Be Here Now

Part of Charlotte Lit’s “Keeping Pen to Paper” Series.


If you were alive and awake during the 1970s or have practiced much yoga or meditation during the last two decades, you’ve probably heard the refrain Be Here Now, which also happens to be the title of a best-selling book by author and one-time Harvard University professor Ram Dass.

Ram Dass was a psychologist and researcher in the field of consciousness studies. He participated in Timothy Leary’s research on psychedelics in the 60s and eventually journeyed to India in pursuit of higher levels of consciousness, the highest of which in eastern religions is called enlightenment.

He became a serious student of Hindu yoga and meditation and began to understand enlightenment not as an earned place or a spiritual goal, but as a state of perception that can be achieved only when we are willing to accept the reality of our current circumstances and to maintain a fully conscious attitude toward them.

The phrase popped into my head while I was walking yesterday. I happen to get a lot of my best ideas when I’m walking. I think it’s because the activity grounds me in the Here and Now better than most of the other things I do each day. Let’s face it, sitting in front of a computer isn’t particularly conducive to living in the present moment.

What does it mean to be here now? To live in the present moment? To me, it means slowing down, paying attention to what is, dealing with what is rather than trying to escape, ignore, or reject it.

I think the reason the phrase popped into my head is that this is what all of us are being asked to do in our lives right now. We’re being asked to stop, slow down, stay put, tolerate the uncomfortable tension of not going, not doing.

Suddenly, we need to be more aware of our bodies and the way we interact with others. We’ve also become more aware of essential services and workers we’ve too often taken for granted in the past.

Of course, even if we’re not going to work, out to dinner, or to the movies, there are still plenty of ways to distract ourselves. We can binge on tv and news shows. We can clean closets and tend other tasks on our to-do lists. We can escape down the Google rabbit hole. We can anesthetize ourselves with alcohol and sleeping pills. As benign as it seems, sometimes even maintaining our commitment to work as usual is a way to escape being in the current situation.

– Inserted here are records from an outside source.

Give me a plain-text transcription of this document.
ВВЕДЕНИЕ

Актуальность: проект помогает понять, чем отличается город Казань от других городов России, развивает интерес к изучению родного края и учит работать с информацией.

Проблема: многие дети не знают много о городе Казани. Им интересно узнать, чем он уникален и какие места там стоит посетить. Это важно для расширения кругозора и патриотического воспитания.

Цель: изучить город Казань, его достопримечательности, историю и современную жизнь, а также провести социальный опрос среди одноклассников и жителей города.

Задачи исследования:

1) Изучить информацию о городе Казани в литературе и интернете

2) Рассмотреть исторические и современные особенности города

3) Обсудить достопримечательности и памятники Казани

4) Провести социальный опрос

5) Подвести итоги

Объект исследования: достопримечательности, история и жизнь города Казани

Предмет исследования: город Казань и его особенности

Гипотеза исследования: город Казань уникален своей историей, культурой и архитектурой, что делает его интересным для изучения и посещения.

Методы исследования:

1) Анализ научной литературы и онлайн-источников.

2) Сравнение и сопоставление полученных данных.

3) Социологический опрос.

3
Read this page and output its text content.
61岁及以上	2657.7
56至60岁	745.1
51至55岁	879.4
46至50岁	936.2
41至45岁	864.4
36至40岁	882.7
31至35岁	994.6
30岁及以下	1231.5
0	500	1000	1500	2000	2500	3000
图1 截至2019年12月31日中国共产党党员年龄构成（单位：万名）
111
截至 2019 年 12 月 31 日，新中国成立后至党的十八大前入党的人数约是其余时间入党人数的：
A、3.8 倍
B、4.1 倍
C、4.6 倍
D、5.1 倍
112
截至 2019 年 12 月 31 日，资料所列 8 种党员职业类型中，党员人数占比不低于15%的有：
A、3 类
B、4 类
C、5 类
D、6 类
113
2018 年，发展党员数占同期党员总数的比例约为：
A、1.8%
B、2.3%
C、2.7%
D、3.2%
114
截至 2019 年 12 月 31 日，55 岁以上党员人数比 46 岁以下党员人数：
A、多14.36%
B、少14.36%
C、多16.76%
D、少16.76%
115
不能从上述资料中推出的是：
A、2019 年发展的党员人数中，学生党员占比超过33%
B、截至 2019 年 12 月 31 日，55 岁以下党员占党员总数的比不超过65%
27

The internet, of course, provides us with a kind of space in which to be, whether a Zoom room or a website. But the internet can also feel fragmenting because it quite literally asks us to be in at leasttwo spaces at once––the physical world in which we sit and the virtual world(s) we’re visiting.

Prompt 1:

a) Write a scene from your current personal life. What is it like for you to Be Here Now in these days of covid? Describe your quarantine space and the people in your pod using good sensory detail. How do you get through your days? What do you like about being here now? What do you hate? How do you try to get around current restrictions? Does this experience bring up some episode from your personal past? If so, consider option b.

b) Write about a time in which you patently refused to Be Here Now. What were you resisting? What tactics did you use to avoid what was being asked of you? What awareness arose from the experience?

Prompt 2:

Put one or more fictional characters into a situation in which they are forced to Be Here Now, that is, they are pushed into accepting something or someone they hadn’t expected. Using rich sensory detail, show your character(s) develop some new awareness about themselves or the world.